The corpus of 16 songs was manually selected and downloaded via the Genius artist page of Grimes. There were several criteria for the song selections: (1) Grimes was the only singer in the song. (2) The song is popular amongst Grimes' song searches on Genius as suggested by the view counter. (3) I tried balancing the corpus by including songs from different EPs and Albums. However, there might be some overrepresentation of songs from the Vision and especially Art Angels albums.
I decided to gather some metadata on the selected corpus of 16 songs. The following values were manually collected for each song via the Discogs artist page of Grimes:
title | length | release_year | ablum_title |
---|---|---|---|
song title | length in minutes | release year in int | album/EP/release title |
The texts downloaded from Genius already contain some extra information and are not completely 'raw' as sections are labeled according to the song structure (e.g. "chorus","verse 1", "outro", etc.). Therefore, I decided to use this annotation for creating the different song parts and adding them to our CSV file. This way, we can for instance compare all the choruses in the corpus. Additionally, after the creation of the song parts, I removed the brackets indicating the song parts to get the 'raw' lyric text. I reassign this to the Text
column and only tokenized and lemmatized this part.
The annotations were added using a spaCy Jupyter Notebook tutorial. Some notes were added to evaluate and comment on the quality of the annotations.

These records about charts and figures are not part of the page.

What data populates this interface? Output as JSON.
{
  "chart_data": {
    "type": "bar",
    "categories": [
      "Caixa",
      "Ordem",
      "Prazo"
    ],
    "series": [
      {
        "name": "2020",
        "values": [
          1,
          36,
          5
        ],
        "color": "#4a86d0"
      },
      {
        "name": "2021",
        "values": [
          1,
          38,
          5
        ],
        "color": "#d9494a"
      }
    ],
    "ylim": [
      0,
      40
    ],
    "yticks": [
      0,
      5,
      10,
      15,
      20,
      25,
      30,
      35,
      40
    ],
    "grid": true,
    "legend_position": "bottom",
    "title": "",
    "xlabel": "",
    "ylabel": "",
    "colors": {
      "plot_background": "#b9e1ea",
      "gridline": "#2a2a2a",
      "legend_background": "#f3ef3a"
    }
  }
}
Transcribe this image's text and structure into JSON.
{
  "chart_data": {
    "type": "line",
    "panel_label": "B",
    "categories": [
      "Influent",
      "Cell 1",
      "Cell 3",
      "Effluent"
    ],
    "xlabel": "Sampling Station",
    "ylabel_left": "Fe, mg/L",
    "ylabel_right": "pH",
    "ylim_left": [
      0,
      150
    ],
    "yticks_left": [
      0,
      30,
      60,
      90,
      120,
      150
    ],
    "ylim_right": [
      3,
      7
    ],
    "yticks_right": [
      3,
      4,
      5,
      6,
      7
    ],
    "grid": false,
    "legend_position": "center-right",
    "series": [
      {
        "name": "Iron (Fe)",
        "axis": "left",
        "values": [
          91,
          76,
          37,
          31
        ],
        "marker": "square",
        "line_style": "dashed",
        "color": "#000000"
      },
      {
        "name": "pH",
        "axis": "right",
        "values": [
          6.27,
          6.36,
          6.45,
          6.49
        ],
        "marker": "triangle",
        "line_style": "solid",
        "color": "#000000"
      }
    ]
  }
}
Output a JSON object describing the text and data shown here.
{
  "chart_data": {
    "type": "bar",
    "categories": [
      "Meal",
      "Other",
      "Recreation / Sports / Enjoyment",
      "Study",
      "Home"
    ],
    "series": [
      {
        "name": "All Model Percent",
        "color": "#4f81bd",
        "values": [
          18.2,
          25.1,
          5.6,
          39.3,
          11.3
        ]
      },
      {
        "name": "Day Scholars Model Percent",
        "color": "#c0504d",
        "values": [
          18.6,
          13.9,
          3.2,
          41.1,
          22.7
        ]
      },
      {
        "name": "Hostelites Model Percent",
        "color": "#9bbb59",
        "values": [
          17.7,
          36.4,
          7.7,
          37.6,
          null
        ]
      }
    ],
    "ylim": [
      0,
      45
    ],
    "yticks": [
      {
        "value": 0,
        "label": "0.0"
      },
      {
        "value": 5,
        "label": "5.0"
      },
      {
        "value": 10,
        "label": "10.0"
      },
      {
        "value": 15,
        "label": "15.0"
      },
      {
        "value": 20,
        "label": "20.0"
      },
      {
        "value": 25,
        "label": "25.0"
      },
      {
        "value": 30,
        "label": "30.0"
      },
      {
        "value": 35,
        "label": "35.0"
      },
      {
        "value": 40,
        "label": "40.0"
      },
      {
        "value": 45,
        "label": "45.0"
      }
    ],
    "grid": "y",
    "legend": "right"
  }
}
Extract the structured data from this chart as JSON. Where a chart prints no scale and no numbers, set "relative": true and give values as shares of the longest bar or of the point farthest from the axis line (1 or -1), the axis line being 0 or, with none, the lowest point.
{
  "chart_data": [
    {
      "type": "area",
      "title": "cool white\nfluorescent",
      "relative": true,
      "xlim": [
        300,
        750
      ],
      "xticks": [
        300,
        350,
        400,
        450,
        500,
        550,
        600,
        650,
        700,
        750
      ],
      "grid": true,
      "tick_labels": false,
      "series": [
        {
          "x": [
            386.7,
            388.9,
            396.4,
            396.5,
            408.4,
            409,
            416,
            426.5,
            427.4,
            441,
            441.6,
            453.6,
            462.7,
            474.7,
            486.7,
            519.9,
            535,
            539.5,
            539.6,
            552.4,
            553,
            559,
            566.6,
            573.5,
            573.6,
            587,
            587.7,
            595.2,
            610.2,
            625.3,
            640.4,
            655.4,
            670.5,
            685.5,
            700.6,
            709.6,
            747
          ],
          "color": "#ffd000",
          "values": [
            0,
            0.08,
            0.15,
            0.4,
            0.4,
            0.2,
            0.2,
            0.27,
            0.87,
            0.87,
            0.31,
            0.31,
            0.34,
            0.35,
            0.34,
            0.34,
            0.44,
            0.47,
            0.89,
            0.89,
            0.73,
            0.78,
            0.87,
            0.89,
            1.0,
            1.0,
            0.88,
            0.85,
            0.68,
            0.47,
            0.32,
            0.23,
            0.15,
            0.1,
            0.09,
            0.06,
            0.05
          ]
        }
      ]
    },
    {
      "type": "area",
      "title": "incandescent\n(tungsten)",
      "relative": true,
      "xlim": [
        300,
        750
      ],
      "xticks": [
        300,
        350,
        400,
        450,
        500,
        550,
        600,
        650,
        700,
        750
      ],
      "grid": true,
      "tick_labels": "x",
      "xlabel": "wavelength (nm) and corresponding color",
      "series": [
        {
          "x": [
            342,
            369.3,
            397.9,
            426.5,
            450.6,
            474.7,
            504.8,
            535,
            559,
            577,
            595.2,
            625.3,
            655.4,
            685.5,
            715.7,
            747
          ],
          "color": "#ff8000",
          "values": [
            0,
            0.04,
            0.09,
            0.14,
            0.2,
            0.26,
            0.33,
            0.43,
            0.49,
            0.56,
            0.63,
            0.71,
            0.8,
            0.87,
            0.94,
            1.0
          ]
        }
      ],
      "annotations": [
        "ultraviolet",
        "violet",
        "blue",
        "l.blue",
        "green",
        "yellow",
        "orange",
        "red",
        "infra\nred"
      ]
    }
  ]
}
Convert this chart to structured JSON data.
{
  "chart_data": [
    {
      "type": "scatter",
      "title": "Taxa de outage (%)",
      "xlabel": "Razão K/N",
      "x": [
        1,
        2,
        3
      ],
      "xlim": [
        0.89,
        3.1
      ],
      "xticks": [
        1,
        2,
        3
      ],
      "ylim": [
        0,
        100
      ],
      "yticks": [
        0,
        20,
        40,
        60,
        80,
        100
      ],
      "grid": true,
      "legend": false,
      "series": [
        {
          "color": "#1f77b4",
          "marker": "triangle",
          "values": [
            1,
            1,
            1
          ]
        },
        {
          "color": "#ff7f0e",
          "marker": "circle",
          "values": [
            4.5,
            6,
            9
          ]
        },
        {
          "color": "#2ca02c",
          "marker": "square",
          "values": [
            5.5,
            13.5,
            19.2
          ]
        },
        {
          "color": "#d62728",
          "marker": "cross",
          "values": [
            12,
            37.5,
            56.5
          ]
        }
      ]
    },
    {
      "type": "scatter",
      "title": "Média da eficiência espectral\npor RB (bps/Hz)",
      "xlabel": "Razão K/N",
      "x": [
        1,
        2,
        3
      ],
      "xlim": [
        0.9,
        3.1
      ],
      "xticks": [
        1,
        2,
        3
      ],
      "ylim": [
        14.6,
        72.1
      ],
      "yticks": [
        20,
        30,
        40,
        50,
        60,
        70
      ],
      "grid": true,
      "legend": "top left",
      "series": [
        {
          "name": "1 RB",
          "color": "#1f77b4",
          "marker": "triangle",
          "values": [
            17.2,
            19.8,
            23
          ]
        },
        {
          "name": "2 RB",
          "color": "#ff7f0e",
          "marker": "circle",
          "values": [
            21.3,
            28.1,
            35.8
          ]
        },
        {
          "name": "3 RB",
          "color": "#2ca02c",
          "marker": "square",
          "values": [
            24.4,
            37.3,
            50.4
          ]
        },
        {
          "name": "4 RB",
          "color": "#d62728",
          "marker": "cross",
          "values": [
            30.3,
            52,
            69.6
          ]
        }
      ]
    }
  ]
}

The final csv-file contains the following rows:
Column | Description |
---|---|
Filename | Filename |
length | length in minutes |
release_year | year of release |
ablum_title | Title of the release (can also be an EP or Single) |
Text | Cleaned lyric |
Song Part | As the Genius lyrics were annotated, I assigned the lyrics to the part they belong to, i.e. "verse_1" or "chorus" |
Doc | The doc element created using spaCy |
Tokens | Tokenization of the entire text |
Lemmas | Lemmatization of the entire text |
The doc element created with the used spaCy pipeline contained some errors with the more complex corpus annotation tasks. For instance, for Named Entity Recognition (NER) vocalizations such as 'la-la-la' are recognized as persons or organisation by spaCy. It seems that spaCy is struggling with annotating a lyrcial corpus, which might be due to a lack of lyrical training material of the pipeline. I therefore decided to remove these annotations in the updated version so that the enriched CSV file only contains well processed annotations. Concretely, this means that the updated CSV file now does not contain the following columns anymore: Proper_nouns
, POS
, NER
.
Further explanation is given in the Juypter Notebook.